CAPE CANAVERAL - If space cargo could get frequent-flier miles, then IMAX would have its fair share.
Via shuttle Atlantis, the film company is sending another camera to the International Space Station on its fifth consecutive flight.
The newest film, Space Station, will document the construction of space station Alpha in 3-D.
It won't be released until May 2002, but an audience of KSC employees got an early preview of some raw footage Wednesday night at the KSC Visitor Complex.
"We wanted to take every man, woman and child who couldn't go to the station, who are stuck here on the ground, to the station," said Toni Myers, who produced and wrote the movie.
Wednesday night, wearing oversized yellow glasses, the audience oohed and ahhed its way through a 20-minute screening of three-dimensional IMAX footage of the station.
As an empty spacesuit glove appeared to drift toward the crowd in one scene, children reached out their hands, attempting to try on the hand gear.
In other scenes, astronauts free-floated outside the station during their spacewalks, the station crew readied for their day by shaving and taking a sponge bath, and the Proton rocket and the station's first segment roared off its launch pad in Kazakhstan.

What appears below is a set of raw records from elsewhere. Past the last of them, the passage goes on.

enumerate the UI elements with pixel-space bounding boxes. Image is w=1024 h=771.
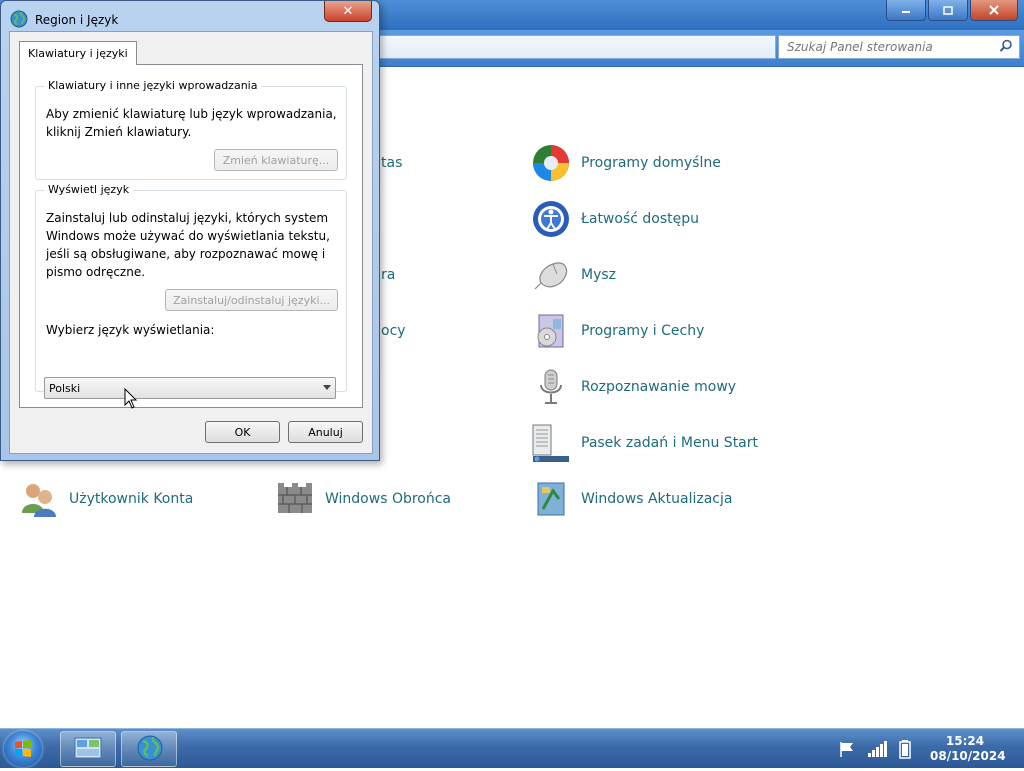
windows-update-icon	[531, 479, 571, 519]
action-center-flag-icon[interactable]	[838, 740, 856, 758]
change-keyboards-button[interactable]: Zmień klawiaturę...	[214, 149, 338, 171]
group-title: Wyświetl język	[44, 183, 134, 196]
cp-item-ease-of-access[interactable]: Łatwość dostępu	[531, 199, 699, 239]
search-input[interactable]	[787, 40, 987, 54]
battery-icon[interactable]	[898, 739, 912, 759]
clock-date: 08/10/2024	[930, 749, 1006, 763]
group-display-text: Zainstaluj lub odinstaluj języki, któryc…	[46, 209, 330, 281]
system-tray	[838, 733, 912, 765]
hidden-item-label[interactable]: ocy	[381, 323, 406, 339]
cp-item-label: Mysz	[581, 267, 617, 283]
taskbar-region-language-button[interactable]	[121, 731, 177, 767]
select-language-label: Wybierz język wyświetlania:	[46, 323, 215, 337]
dialog-title: Region i Język	[35, 13, 119, 27]
cp-item-label: Programy domyślne	[581, 155, 721, 171]
tab-keyboards-languages[interactable]: Klawiatury i języki	[19, 41, 137, 65]
text-line: kliknij Zmień klawiatury.	[46, 125, 192, 139]
text-line: pismo odręczne.	[46, 265, 146, 279]
close-window-button[interactable]	[970, 0, 1018, 21]
text-line: Aby zmienić klawiaturę lub język wprowad…	[46, 107, 337, 121]
cancel-button[interactable]: Anuluj	[288, 421, 363, 443]
network-signal-icon[interactable]	[866, 740, 888, 758]
hidden-item-label[interactable]: ra	[381, 267, 395, 283]
default-programs-icon	[531, 143, 571, 183]
firewall-icon	[275, 479, 315, 519]
cp-item-label: Programy i Cechy	[581, 323, 705, 339]
group-keyboards: Klawiatury i inne języki wprowadzania Ab…	[35, 79, 347, 180]
taskbar: 15:24 08/10/2024	[0, 728, 1024, 768]
group-display-language: Wyświetl język Zainstaluj lub odinstaluj…	[35, 183, 347, 392]
install-uninstall-languages-button[interactable]: Zainstaluj/odinstaluj języki...	[165, 289, 338, 311]
cp-item-label: Windows Aktualizacja	[581, 491, 733, 507]
cp-item-programs-features[interactable]: Programy i Cechy	[531, 311, 704, 351]
cp-item-user-accounts[interactable]: Użytkownik Konta	[19, 479, 193, 519]
start-button[interactable]	[4, 731, 42, 767]
select-value: Polski	[49, 382, 81, 395]
microphone-icon	[531, 367, 571, 407]
cp-item-firewall[interactable]: Windows Obrońca	[275, 479, 451, 519]
search-box[interactable]	[778, 35, 1020, 59]
ease-of-access-icon	[531, 199, 571, 239]
close-icon	[989, 5, 999, 15]
cp-item-windows-update[interactable]: Windows Aktualizacja	[531, 479, 732, 519]
globe-icon	[10, 10, 28, 28]
region-language-dialog: Region i Język ✕ Klawiatury i języki Kla…	[0, 0, 380, 461]
cp-item-default-programs[interactable]: Programy domyślne	[531, 143, 721, 183]
chevron-down-icon[interactable]	[323, 385, 331, 390]
address-bar[interactable]	[378, 35, 776, 59]
ok-button[interactable]: OK	[205, 421, 280, 443]
cp-item-mouse[interactable]: Mysz	[531, 255, 616, 295]
taskbar-icon	[531, 423, 571, 463]
display-language-select[interactable]: Polski	[44, 377, 336, 399]
dialog-client-area: Klawiatury i języki Klawiatury i inne ję…	[9, 31, 373, 454]
mouse-icon	[531, 255, 571, 295]
group-keyboards-text: Aby zmienić klawiaturę lub język wprowad…	[46, 105, 337, 141]
mouse-cursor-icon	[124, 388, 138, 409]
group-title: Klawiatury i inne języki wprowadzania	[44, 79, 262, 92]
maximize-button[interactable]	[928, 0, 968, 21]
hidden-item-label[interactable]: tas	[381, 155, 402, 171]
cp-item-label: Użytkownik Konta	[69, 491, 194, 507]
text-line: Zainstaluj lub odinstaluj języki, któryc…	[46, 211, 329, 225]
programs-features-icon	[531, 311, 571, 351]
cp-item-speech[interactable]: Rozpoznawanie mowy	[531, 367, 736, 407]
windows-logo-icon	[15, 740, 31, 757]
control-panel-icon	[74, 737, 102, 759]
minimize-button[interactable]	[886, 0, 926, 21]
clock[interactable]: 15:24 08/10/2024	[930, 734, 1006, 764]
user-accounts-icon	[19, 479, 59, 519]
minimize-icon	[902, 11, 910, 13]
cp-item-label: Pasek zadań i Menu Start	[581, 435, 759, 451]
clock-time: 15:24	[945, 734, 985, 748]
cp-item-label: Łatwość dostępu	[581, 211, 700, 227]
tab-page: Klawiatury i inne języki wprowadzania Ab…	[19, 64, 363, 408]
maximize-icon	[943, 5, 953, 15]
text-line: jeśli są obsługiwane, aby rozpoznawać mo…	[46, 247, 326, 261]
dialog-close-button[interactable]: ✕	[324, 1, 372, 22]
globe-icon	[137, 735, 163, 761]
cp-item-label: Rozpoznawanie mowy	[581, 379, 737, 395]
taskbar-control-panel-button[interactable]	[60, 731, 116, 767]
cp-item-label: Windows Obrońca	[325, 491, 452, 507]
text-line: Windows może używać do wyświetlania teks…	[46, 229, 330, 243]
search-icon[interactable]	[999, 39, 1013, 53]
cp-item-taskbar[interactable]: Pasek zadań i Menu Start	[531, 423, 758, 463]
window-controls	[886, 0, 1018, 21]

One camera flies in the shuttle's cargo bay. On each mission, it captures eight minutes of spaceflight. Inside, the station crew has another camera. Film flies back on the shuttle for processing.

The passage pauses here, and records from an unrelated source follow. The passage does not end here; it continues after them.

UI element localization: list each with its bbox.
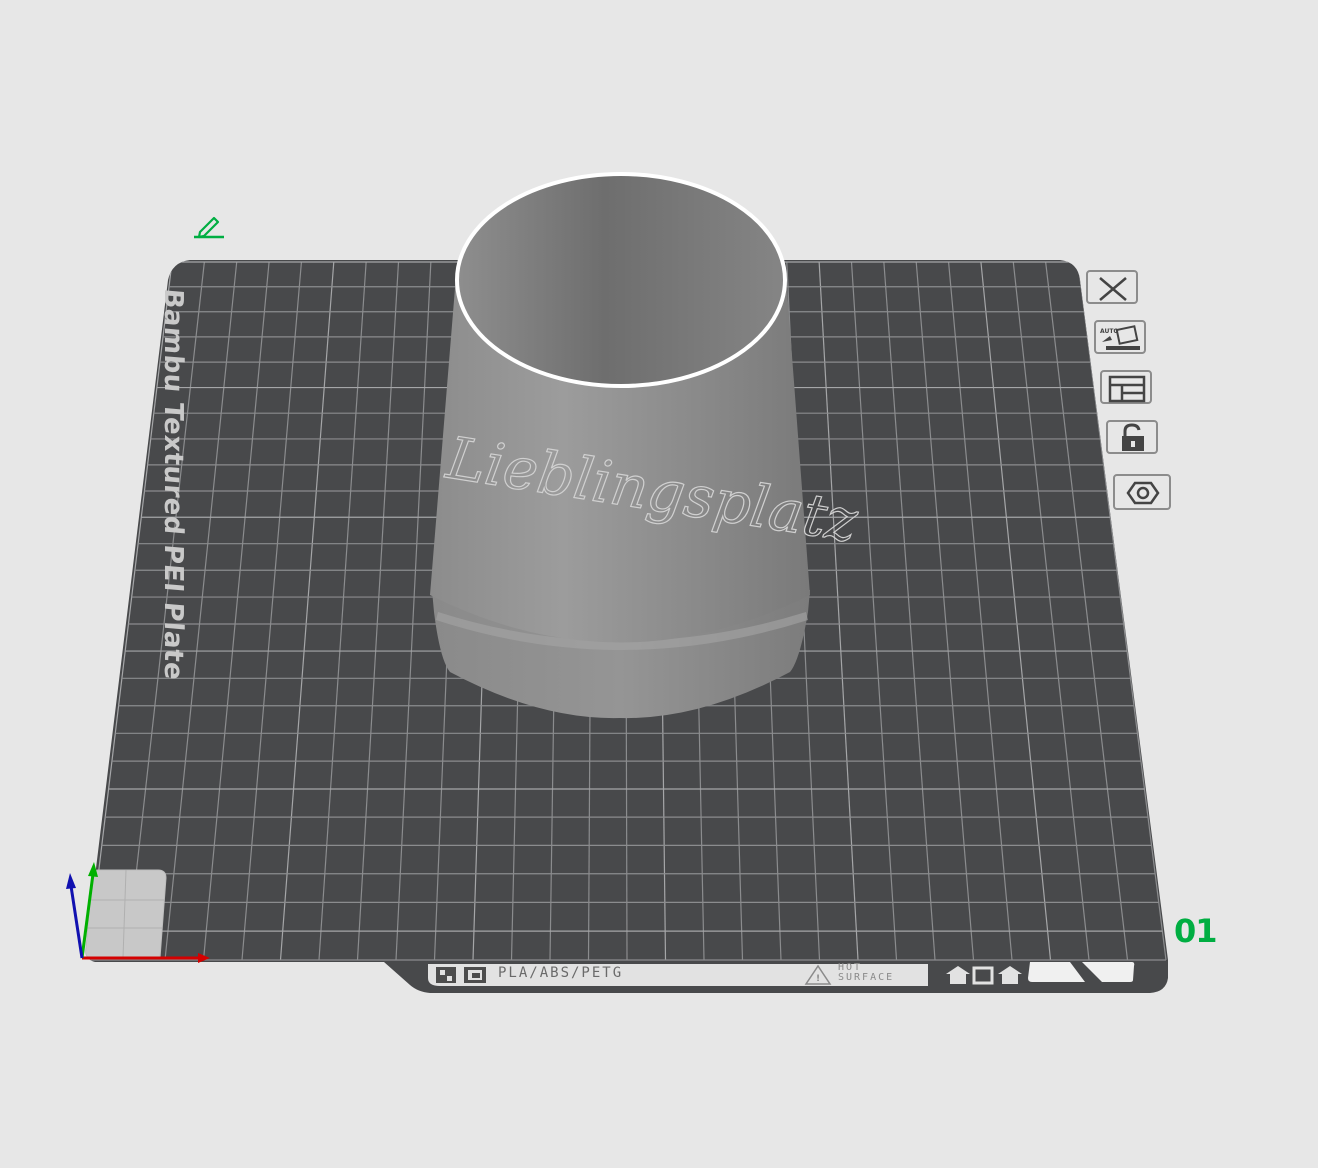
- material-label: PLA/ABS/PETG: [498, 965, 624, 981]
- svg-text:AUTO: AUTO: [1100, 328, 1119, 335]
- auto-orient-button[interactable]: AUTO: [1094, 320, 1146, 354]
- origin-zone: [85, 869, 167, 959]
- close-icon: [1099, 277, 1127, 301]
- arrange-button[interactable]: [1100, 370, 1152, 404]
- hexagon-settings-icon: [1126, 481, 1160, 505]
- plate-settings-button[interactable]: [1113, 474, 1171, 510]
- svg-text:!: !: [816, 974, 820, 984]
- lock-plate-button[interactable]: [1106, 420, 1158, 454]
- 3d-viewport[interactable]: ! Lieblingsplatz: [0, 0, 1318, 1168]
- surface-word: SURFACE: [838, 972, 895, 983]
- arrange-icon: [1108, 375, 1146, 403]
- edit-plate-name-icon[interactable]: [192, 214, 228, 240]
- hot-surface-warning: HOT SURFACE: [838, 963, 894, 983]
- auto-orient-icon: AUTO: [1100, 325, 1140, 350]
- delete-plate-button[interactable]: [1086, 270, 1138, 304]
- plate-number: 01: [1174, 912, 1218, 950]
- unlock-icon: [1122, 423, 1144, 451]
- plate-type-label: Bambu Textured PEI Plate: [158, 287, 188, 682]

In all, producers estimate they will have shot 13 miles of film.
"We sort of measure IMAX in miles instead of feet," said James Neihouse, a Cocoa resident who helps train the astronauts to use the camera.
The astronauts have shown some ingenuity when filming, Neihouse said. For example, the station's first residents, Bill Shepherd and Sergei Krikalev, duct-taped two lights to the IMAX camera to eliminate a shadow.
"We're a really tough group to train," said former astronaut Brian Duffy, who flew to the station with an IMAX camera last fall. "It takes them a long time to do that."